Raw Content
How Tools Shape How We See the World
Main Argument
Dan Shipper explores how our tools fundamentally shape our perception of reality. He argues that “the complexity of our tools changes the complexity of our reality,” and that each historical era has adopted metaphors for intelligence based on its most advanced technology.
Historical Framework
Shipper traces how different eras conceptualized the mind through their tools:
- Plato viewed memory as impressions on a wax tablet
- Descartes imagined the cosmos as clockwork with mechanical parts
- Freud used steam engine metaphors for the mind
- Today we describe cognition using computer terminology—”bandwidth,” “processing,” “rewiring”
The Reductionist Worldview
For 2,000 years, Western philosophy emphasized breaking reality into measurable, isolatable components. This reflected the limitations of available tools, which could only handle what was reducible. Traditional computers, built on binary logic, reinforced this fragmented approach.

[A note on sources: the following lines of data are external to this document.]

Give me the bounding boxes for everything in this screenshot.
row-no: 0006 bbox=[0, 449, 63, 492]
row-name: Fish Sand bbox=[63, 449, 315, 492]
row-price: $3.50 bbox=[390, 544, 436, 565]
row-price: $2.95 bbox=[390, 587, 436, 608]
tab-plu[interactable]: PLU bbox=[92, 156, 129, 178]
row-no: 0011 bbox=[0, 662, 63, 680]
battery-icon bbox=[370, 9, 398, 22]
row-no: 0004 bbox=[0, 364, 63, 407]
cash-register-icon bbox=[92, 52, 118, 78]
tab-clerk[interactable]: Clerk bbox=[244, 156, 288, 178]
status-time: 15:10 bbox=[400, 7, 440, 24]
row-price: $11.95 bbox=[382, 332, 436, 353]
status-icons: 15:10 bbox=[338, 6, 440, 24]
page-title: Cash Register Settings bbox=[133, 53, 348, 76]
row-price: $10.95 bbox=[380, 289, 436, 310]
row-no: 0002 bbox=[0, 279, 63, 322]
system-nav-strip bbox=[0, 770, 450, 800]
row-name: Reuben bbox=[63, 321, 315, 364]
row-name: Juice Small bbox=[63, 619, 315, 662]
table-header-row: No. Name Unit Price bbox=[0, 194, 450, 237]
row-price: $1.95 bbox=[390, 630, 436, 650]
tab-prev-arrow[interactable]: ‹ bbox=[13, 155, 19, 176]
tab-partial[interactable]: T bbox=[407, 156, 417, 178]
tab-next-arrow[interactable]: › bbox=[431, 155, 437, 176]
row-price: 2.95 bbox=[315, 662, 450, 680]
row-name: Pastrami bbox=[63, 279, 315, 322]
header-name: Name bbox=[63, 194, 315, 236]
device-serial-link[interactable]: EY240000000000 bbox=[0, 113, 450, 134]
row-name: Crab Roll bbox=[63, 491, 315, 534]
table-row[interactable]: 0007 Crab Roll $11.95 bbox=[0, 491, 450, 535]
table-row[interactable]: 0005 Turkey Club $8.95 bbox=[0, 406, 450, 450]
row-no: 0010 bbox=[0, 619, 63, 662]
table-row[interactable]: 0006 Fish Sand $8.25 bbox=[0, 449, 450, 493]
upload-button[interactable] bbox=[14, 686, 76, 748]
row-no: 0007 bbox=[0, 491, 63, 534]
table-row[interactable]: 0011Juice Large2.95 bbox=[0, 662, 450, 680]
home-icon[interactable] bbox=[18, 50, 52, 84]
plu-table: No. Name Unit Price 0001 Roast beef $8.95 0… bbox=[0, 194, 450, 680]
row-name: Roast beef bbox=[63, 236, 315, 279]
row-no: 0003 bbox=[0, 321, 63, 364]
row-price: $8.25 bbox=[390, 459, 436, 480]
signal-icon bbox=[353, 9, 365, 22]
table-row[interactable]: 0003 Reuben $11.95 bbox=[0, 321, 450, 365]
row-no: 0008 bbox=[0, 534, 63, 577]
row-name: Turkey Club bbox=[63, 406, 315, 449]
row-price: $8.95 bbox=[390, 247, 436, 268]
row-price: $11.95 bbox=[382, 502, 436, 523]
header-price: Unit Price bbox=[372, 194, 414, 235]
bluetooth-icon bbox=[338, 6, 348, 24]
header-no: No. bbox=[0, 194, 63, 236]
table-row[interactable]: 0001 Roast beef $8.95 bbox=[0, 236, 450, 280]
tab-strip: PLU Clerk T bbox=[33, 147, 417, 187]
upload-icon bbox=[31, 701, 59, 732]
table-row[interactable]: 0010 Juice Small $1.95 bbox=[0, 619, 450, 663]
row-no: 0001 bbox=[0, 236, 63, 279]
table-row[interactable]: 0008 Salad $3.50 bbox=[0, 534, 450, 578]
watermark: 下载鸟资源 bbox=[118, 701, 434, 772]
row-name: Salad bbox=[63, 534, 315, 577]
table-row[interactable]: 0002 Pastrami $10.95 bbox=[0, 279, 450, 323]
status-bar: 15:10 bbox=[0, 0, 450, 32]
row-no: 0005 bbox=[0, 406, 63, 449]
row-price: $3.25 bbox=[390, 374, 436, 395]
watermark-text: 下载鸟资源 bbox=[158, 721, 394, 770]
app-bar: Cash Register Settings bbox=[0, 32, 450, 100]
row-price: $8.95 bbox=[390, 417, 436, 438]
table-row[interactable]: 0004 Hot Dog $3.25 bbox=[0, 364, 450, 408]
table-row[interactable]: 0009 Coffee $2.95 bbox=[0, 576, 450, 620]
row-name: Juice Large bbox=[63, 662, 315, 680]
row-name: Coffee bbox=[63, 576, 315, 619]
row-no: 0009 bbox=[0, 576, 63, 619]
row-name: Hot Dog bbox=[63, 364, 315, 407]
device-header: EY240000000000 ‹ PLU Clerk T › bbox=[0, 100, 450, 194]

Language Models as New Lens
Language models represent a paradigm shift. Unlike rule-based systems, they operate through distributed, interconnected neural networks that recognize non-linear patterns. This tool reveals aspects of reality that defy the reductionist framework—complexity, context, and interconnectedness.
Personal Context
Shipper shares his journey seeking the “perfect” note-taking system, ultimately recognizing that mechanical, rule-based systems inevitably break down when applied to open-ended problems. This mirrors the limitations he identifies in traditional philosophy and technology.
Key Insight
“To someone with a hammer, everything is a nail,” but with a language model, “everything is a rich and intricate web of interconnectivity.”